My Grandmother was blessed with four grandchildren and eight great grandchildren. Children were the light of her life, and she thoroughly enjoyed spending time with them. She loved family reunions and holiday family dinners at her daughter, Berniece’s home. She always called all of her children and grandchildren on their birthdays with her black rotary telephone and wished them a happy birthday. In addition, when she called, she sang the Happy Birthday song to the birthday “boy or girl” on the telephone. During the war, when her first daughter was unable to come home on her birthday, my grandmother still baked a cake, put Virginia’s picture on the cake, and sang “Happy Birthday.” She then proceeded to send an airmail letter to Virginia and tell her about the birthday that was celebrated in her absence.

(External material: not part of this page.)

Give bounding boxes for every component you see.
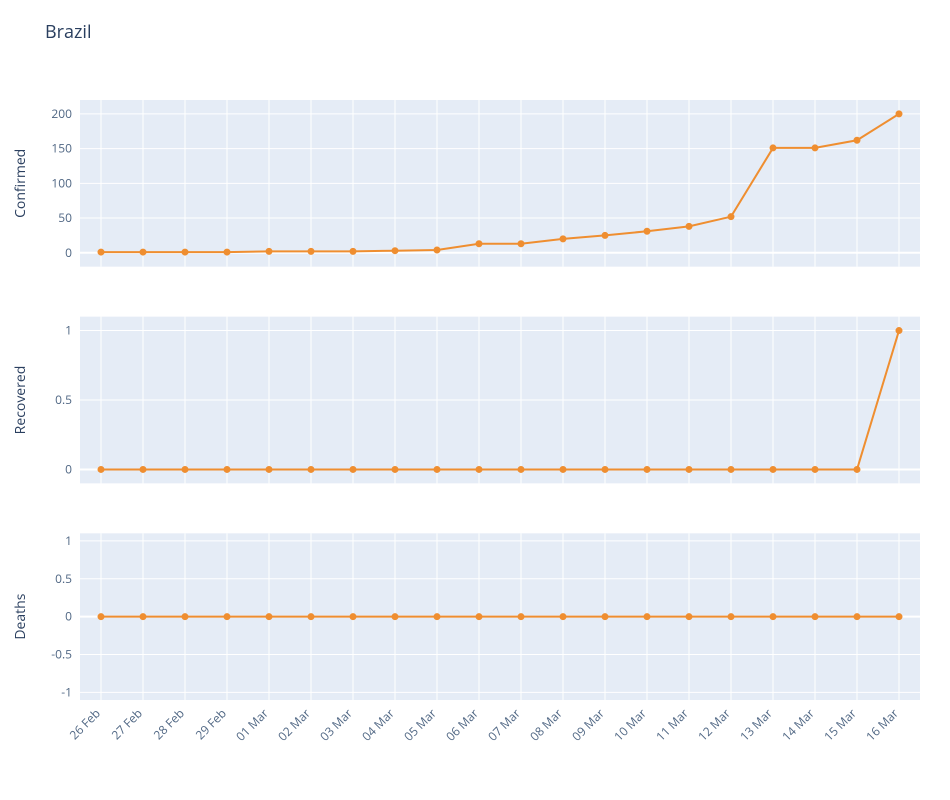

She celebrated family by trying to let each person know that they were loved and that she was thrilled that they were born and part of her life.

My Grandmother also had a strong belief in God, and purchased a Bible for each one of her grandchildren and great grandchildren. Her favorite song was “Count Your Many Blessings.” My Grandparent’s family attended First Federated Church in DesMoines. My mother remembered being a “raindrop” in a church play in the basement of this church which is the same church that I belonged to as a child. My husband, Chuck, and I were married in this very same church on December 22, 1962.

People lived without “modern” conveniences in the early 20th Century, although trains powered by steam and fueled by coal were traveling the rails. Although electricity was present before my Grandmother was born, some people in the city and most of the people living in rural areas used candles or kerosene lanterns for light. Homes were heated by fireplaces or by coal stoves. My Grandmother was four when crayons were invented, the manned airplane took its first flight, and ductile tungsten was first used in light bulbs. Most transportation was by foot or “hoof” during my Grandmother’s early years. She was nine years old when the first Model T car was sold, and thirteen when movie cameras became motorized and no longer had to be cranked by hand. Radio tuners that could receive different radio stations were invented when she was seventeen years old. During my Grandmother’s lifetime, other “miracles” unfolded before her eyes. She witnessed the introduction of refrigeration, central air conditioning, telephones, cell phones and computers. Transportation evolved to include passenger air travel. Rocket science paved the way for the United States to put a man on the moon.